Renversant le corps flasque de sa victime, elle entreprit de l’écraser pour en faire sortir le miel. C’était dans ce but qu’elle avait frappé les centres nerveux : le cadavre était ainsi parfaitement malléable, prêt à toutes les manipulations.
Et le bourdon vomit effectivement son miel que la guêpe, ivre d’extase, se mit à boire avec délectation au fur et à mesure qu’il coulait. Plus rien au monde ne comptait pour elle que ce nectar dont elle s’enivrait.
Burl et ses compagnons ne perdirent pas de temps. Les armes de fortune entrèrent en action, transperçant l’insecte de part en part dans un affreux bruit de cuirasse fracassée. Un coup de Burl, particulièrement bien ajusté, coupa même la guêpe en deux au niveau de la taille.
Mais même dans la mort, la bouche de la guêpe resta rivée à celle du bourdon, comme si elle comptait s’abreuver du miel de son ennemi pour l’éternité.
Burl se redressa et regarda fièrement ses compagnons. C’était maintenant des hommes qu’il avait devant lui !

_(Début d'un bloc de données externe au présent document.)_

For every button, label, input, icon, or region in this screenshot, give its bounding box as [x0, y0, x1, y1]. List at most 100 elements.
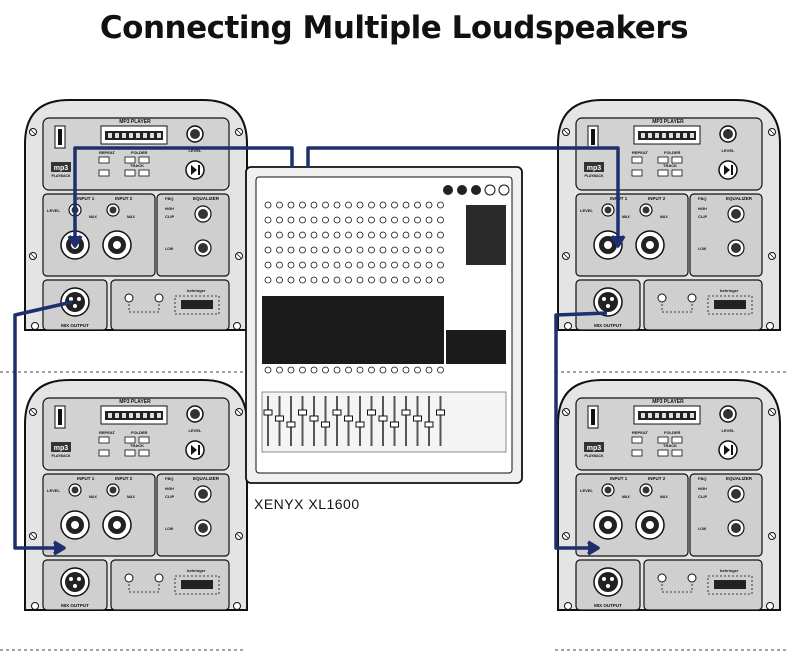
mixer-fader-track [394, 396, 396, 446]
mixer-knob [392, 277, 398, 283]
mixer-fader-track [267, 396, 269, 446]
mixer-knob [380, 247, 386, 253]
mixer-knob [323, 367, 329, 373]
mixer-knob [323, 262, 329, 268]
mixer-knob [415, 247, 421, 253]
mixer-knob [265, 262, 271, 268]
mixer-fader-knob [391, 422, 399, 427]
mixer-knob [426, 202, 432, 208]
mixer-knob [323, 277, 329, 283]
mixer-knob [392, 262, 398, 268]
mixer-knob [346, 367, 352, 373]
mixer-knob [300, 262, 306, 268]
mixer-knob [311, 217, 317, 223]
mixer-knob [426, 367, 432, 373]
mixer-knob [265, 217, 271, 223]
mixer-knob [288, 202, 294, 208]
mixer-xenyx-xl1600 [246, 167, 522, 483]
mixer-knob [300, 202, 306, 208]
mixer-knob [311, 367, 317, 373]
mixer-knob [392, 217, 398, 223]
mixer-knob [334, 277, 340, 283]
mixer-knob [380, 262, 386, 268]
mixer-knob [277, 262, 283, 268]
mixer-knob [380, 202, 386, 208]
mixer-knob [415, 277, 421, 283]
mixer-knob [369, 367, 375, 373]
mixer-knob [357, 247, 363, 253]
mixer-knob [288, 367, 294, 373]
mixer-label: XENYX XL1600 [254, 496, 360, 512]
mixer-fader-knob [379, 416, 387, 421]
mixer-knob [403, 247, 409, 253]
mixer-knob [265, 277, 271, 283]
mixer-knob [300, 367, 306, 373]
mixer-knob [438, 262, 444, 268]
mixer-knob [277, 217, 283, 223]
mixer-fader-track [302, 396, 304, 446]
mixer-fader-knob [310, 416, 318, 421]
mixer-knob [334, 217, 340, 223]
mixer-knob [265, 367, 271, 373]
mixer-knob [357, 262, 363, 268]
mixer-knob [288, 217, 294, 223]
mixer-knob [426, 232, 432, 238]
mixer-fader-track [428, 396, 430, 446]
mixer-fader-knob [264, 410, 272, 415]
mixer-knob [380, 217, 386, 223]
mixer-knob [288, 247, 294, 253]
mixer-knob [300, 232, 306, 238]
mixer-knob [277, 202, 283, 208]
speaker-top-right [558, 100, 780, 330]
mixer-knob [369, 262, 375, 268]
mixer-knob [392, 202, 398, 208]
mixer-knob [426, 277, 432, 283]
mixer-fader-knob [356, 422, 364, 427]
mixer-knob [369, 232, 375, 238]
mixer-knob [334, 232, 340, 238]
mixer-knob [311, 202, 317, 208]
mixer-knob [426, 247, 432, 253]
mixer-knob [311, 277, 317, 283]
mixer-fader-knob [402, 410, 410, 415]
mixer-fader-track [371, 396, 373, 446]
speaker-bottom-right [558, 380, 780, 610]
mixer-fader-knob [425, 422, 433, 427]
mixer-knob [392, 247, 398, 253]
mixer-knob [300, 277, 306, 283]
mixer-knob [369, 277, 375, 283]
mixer-knob [403, 202, 409, 208]
mixer-knob [415, 217, 421, 223]
mixer-knob [438, 202, 444, 208]
mixer-fader-knob [333, 410, 341, 415]
mixer-knob [357, 202, 363, 208]
mixer-fader-track [359, 396, 361, 446]
speaker-bottom-left [25, 380, 247, 610]
mixer-fader-knob [368, 410, 376, 415]
mixer-knob [438, 247, 444, 253]
mixer-knob [403, 217, 409, 223]
mixer-knob [415, 367, 421, 373]
mixer-knob [277, 247, 283, 253]
mixer-fader-knob [276, 416, 284, 421]
mixer-knob [300, 217, 306, 223]
mixer-knob [346, 217, 352, 223]
mixer-fader-knob [322, 422, 330, 427]
mixer-knob [426, 262, 432, 268]
mixer-knob [357, 277, 363, 283]
mixer-knob [277, 277, 283, 283]
mixer-knob [346, 277, 352, 283]
mixer-knob [346, 247, 352, 253]
mixer-knob [323, 202, 329, 208]
mixer-fader-knob [414, 416, 422, 421]
mixer-fader-track [290, 396, 292, 446]
mixer-knob [334, 262, 340, 268]
mixer-knob [311, 262, 317, 268]
mixer-knob [323, 217, 329, 223]
mixer-knob [369, 247, 375, 253]
mixer-knob [311, 247, 317, 253]
mixer-knob [415, 232, 421, 238]
mixer-knob [438, 367, 444, 373]
mixer-fader-track [336, 396, 338, 446]
mixer-knob [357, 217, 363, 223]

Ce soir-là, juste au moment du coucher du soleil, la tribu parvint au sommet d’un petit monticule. Depuis une heure, ils faisaient marches et contremarches pour éviter les nuages de poussière rouge. À un moment, ils avaient failli être encerclés par trois éclatements de spores meurtrières. Ils n’avaient réussi à s’échapper que grâce à une course éperdue.
Mais maintenant qu’ils pouvaient voir le paysage qui s’étendait devant eux, ils eurent le sentiment que tous ces efforts avaient été inutiles. Leur route allait traverser une plaine large d’environ six kilomètres et que les lycoperdons coloraient d’un rouge brique. Cette plaine n’était pas seulement dangereuse, elle était fatale. Or, elle s’étendait à perte de vue dans toutes les directions. Très loin à l’horizon, dans la brume, Burl aperçut le reflet d’une eau courante.
Sur la plaine elle-même, les spores flottaient comme un brouillard. Sans cesse se produisaient de nouveaux éclatements. Il y avait des millions de plantes meurtrières.
Effarée, la tribu pensait au danger mortel que présentait une marche à travers ce paysage maudit.
Avancer, c’était mourir à coup sûr.
Seulement ce serait un suicide que de tenter de revenir en arrière.